Tuttavia, non è corretto dedurre che il 72% del debito pubblico italiano sia detenuto dalle famiglie e dai cittadini italiani, poiché quasi il 28% è in mano a investitori stranieri. Secondo i dati più recenti, il 24,2% del debito pubblico italiano è detenuto dalla Banca d’Italia, il 24% da altre banche centrali o istituzioni bancarie e il 12,2% da altre istituzioni finanziarie, come la Cassa depositi e prestiti. Solo il restante 13,5% è detenuto da “altri residenti”, che principalmente includono famiglie e investitori italiani.
Questa percentuale è in aumento da ottobre 2022, quando è iniziato il governo Meloni. Tuttavia, è difficile attribuire questo aumento specificamente all’operato del nuovo governo.
Il Btp Valore
La quota del debito pubblico in possesso degli “altri residenti” ha cominciato a crescere a gennaio 2022, durante il governo Draghi. All’epoca, questa quota era del 7,9%, la stessa registrata un anno prima, a gennaio 2021. In secondo luogo, non tutto il debito pubblico è rappresentato dai titoli di Stato. Secondo i dati più recenti, poco più dell’84% del debito è costituito da titoli, mentre il resto è composto da prestiti e altre passività.
Il governo Meloni ha introdotto una novità riguardante i titoli di Stato. A giugno 2023 è stata, infatti, effettuata la prima emissione dei “Btp Valore”. Questi titoli di Stato poliennali sono destinati principalmente a famiglie e piccole imprese, differenziandosi dai grandi investitori istituzionali come banche e altre società finanziarie. Vengono chiamati “Valore” poiché offrono rendimenti più elevati rispetto alla media. Sebbene i Btp Valore siano aperti anche agli investitori stranieri, non sono una novità assoluta: già negli anni precedenti al governo Meloni sono stati emessi i “Btp Italia”, titoli riservati a piccoli investitori e indicizzati all’inflazione.
Fino ad oggi, sono state effettuate 4 emissioni di Btp Valore: la prima (giugno 2023) ha raccolto 18,2 miliardi di euro, la seconda (settembre 2023) 17,2 miliardi, la terza (febbraio 2024) 18,3 miliardi e la quarta (maggio 2024) 11,2 miliardi. Complessivamente, nell’arco di un anno, sono stati raccolti circa 65 miliardi di euro tramite i Btp Valore, pari al 2% del totale del debito pubblico italiano. Per dare un’idea, nel 2023 lo Stato italiano ha speso 79 miliardi di euro solo per pagare gli interessi sul debito.

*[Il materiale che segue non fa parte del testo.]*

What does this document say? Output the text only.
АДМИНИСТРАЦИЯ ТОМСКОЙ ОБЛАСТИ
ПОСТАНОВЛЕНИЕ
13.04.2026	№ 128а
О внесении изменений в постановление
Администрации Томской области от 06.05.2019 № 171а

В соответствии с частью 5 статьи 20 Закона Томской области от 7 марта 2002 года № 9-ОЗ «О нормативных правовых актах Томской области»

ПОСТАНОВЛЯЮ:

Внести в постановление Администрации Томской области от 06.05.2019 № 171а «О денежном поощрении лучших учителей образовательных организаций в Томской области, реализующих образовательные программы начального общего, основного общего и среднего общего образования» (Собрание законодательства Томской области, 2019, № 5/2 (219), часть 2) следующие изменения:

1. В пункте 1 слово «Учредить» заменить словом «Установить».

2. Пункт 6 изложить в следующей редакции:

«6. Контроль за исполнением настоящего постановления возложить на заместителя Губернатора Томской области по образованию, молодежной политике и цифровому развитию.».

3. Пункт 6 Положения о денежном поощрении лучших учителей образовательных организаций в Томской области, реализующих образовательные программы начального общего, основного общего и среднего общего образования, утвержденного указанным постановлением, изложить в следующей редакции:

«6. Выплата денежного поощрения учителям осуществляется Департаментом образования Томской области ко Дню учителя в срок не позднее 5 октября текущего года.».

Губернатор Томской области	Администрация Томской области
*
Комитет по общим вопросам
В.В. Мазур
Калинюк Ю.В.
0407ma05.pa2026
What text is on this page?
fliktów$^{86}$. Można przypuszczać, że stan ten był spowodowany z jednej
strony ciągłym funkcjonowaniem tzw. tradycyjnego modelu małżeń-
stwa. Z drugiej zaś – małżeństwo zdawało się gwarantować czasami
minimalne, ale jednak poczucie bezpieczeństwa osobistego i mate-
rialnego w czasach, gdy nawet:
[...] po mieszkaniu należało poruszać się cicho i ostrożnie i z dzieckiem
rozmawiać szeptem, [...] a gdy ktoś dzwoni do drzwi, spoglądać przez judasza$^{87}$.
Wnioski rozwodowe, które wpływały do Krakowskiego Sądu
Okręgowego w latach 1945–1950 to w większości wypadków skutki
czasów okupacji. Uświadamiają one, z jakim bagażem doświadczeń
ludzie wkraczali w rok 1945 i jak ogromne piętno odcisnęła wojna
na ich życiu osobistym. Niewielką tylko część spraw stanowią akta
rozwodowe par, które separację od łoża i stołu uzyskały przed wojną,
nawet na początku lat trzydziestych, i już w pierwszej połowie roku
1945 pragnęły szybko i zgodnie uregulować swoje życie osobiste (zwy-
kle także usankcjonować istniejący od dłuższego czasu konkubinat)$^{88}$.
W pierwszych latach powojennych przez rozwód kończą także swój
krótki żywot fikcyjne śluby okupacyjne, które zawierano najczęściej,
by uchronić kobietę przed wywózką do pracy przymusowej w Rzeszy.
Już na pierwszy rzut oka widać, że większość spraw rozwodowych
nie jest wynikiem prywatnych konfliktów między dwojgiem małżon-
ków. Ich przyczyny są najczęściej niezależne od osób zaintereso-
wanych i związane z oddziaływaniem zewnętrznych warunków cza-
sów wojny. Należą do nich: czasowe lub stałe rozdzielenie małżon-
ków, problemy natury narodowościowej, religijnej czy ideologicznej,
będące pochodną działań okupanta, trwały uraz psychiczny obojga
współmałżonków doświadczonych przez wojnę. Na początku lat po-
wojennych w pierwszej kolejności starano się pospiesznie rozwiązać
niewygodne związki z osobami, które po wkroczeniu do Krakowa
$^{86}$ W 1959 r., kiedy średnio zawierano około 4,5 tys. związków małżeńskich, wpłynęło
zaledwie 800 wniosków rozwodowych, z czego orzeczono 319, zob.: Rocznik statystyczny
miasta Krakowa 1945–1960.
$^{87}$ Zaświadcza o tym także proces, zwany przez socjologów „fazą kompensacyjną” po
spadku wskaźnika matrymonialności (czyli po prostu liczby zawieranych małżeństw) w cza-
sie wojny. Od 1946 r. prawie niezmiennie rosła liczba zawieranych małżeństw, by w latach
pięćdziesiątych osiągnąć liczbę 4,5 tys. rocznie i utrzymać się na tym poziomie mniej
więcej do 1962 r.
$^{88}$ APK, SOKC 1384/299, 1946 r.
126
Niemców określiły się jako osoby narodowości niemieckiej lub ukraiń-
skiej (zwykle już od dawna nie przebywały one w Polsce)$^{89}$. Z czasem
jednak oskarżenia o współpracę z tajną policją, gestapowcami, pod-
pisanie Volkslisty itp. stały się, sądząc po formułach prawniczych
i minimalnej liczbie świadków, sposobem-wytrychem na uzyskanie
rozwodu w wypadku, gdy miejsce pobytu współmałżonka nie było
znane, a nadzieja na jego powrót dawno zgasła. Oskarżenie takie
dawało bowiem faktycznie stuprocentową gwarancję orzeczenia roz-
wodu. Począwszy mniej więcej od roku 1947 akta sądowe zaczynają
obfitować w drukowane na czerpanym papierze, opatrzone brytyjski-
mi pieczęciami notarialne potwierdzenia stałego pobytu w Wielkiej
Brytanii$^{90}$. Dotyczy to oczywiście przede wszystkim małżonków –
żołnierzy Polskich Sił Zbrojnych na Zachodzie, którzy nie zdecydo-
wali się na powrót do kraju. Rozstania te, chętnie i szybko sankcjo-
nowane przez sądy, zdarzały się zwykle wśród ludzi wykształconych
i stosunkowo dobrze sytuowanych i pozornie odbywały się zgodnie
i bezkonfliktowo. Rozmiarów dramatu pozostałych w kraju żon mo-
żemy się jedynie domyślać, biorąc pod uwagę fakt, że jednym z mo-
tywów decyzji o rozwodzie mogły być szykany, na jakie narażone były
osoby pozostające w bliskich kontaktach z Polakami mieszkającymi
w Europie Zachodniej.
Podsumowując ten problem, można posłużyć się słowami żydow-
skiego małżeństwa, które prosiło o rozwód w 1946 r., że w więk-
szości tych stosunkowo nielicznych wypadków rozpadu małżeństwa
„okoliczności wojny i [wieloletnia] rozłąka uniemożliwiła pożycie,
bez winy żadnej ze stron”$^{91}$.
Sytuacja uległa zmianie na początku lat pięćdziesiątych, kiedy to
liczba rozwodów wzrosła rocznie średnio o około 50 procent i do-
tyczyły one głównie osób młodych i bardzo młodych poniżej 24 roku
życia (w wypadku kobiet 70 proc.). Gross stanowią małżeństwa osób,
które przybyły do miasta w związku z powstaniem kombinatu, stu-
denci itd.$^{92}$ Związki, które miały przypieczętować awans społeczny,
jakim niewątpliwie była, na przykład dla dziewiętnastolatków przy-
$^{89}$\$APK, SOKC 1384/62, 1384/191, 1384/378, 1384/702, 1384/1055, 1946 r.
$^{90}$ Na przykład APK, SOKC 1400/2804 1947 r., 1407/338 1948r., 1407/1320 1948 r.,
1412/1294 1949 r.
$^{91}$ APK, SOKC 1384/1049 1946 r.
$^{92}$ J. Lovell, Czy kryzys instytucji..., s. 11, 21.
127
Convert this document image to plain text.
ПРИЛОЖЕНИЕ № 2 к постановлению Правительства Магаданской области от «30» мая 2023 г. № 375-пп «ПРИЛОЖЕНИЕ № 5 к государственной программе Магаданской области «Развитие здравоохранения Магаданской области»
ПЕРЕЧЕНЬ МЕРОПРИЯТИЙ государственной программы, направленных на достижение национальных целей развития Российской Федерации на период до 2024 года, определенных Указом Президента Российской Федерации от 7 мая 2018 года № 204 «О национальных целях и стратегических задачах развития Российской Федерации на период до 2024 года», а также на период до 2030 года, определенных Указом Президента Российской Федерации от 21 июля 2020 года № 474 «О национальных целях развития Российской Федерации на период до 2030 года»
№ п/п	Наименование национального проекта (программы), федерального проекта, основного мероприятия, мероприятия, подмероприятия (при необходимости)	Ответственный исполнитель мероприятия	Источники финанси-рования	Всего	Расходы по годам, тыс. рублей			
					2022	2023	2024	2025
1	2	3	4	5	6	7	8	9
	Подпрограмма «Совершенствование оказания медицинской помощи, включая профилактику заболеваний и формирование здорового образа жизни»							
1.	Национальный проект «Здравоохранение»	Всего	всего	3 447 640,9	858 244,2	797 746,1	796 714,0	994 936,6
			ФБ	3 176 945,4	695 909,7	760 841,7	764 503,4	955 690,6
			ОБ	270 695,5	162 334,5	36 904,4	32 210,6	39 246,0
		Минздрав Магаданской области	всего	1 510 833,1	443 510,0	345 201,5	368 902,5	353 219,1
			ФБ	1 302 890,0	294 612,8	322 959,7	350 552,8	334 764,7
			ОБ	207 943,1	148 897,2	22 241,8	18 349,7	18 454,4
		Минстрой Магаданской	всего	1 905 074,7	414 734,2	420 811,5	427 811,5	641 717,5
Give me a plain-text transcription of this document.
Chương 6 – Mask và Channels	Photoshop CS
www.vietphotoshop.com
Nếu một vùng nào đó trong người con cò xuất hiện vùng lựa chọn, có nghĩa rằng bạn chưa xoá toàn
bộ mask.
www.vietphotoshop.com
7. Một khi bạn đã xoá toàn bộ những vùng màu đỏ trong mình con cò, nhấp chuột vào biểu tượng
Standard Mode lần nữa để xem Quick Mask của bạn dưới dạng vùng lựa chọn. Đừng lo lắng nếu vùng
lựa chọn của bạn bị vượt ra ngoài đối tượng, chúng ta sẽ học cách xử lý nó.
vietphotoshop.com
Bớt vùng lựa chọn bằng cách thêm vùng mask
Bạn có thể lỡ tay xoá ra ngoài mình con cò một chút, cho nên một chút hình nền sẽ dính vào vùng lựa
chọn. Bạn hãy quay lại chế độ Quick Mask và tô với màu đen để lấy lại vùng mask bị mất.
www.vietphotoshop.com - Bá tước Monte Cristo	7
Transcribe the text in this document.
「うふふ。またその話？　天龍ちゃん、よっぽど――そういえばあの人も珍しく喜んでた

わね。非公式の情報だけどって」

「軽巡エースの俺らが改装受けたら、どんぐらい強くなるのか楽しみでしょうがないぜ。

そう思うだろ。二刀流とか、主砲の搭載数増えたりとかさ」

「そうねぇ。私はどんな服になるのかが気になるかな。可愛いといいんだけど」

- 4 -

A gennaio 2024, circa 2.372 miliardi di euro del debito pubblico erano costituiti da titoli di Stato. Di questi, 656 miliardi erano detenuti da investitori stranieri, corrispondenti al 27,6% del totale. La quota dei titoli di Stato in possesso degli “altri residenti” era del 13,7%, equivalente a oltre 326 miliardi. A maggio 2023, prima della prima emissione dei Btp Valore, questa quota era del 10,8% (253 miliardi su quasi 2.344 miliardi), quindi si è verificato un aumento.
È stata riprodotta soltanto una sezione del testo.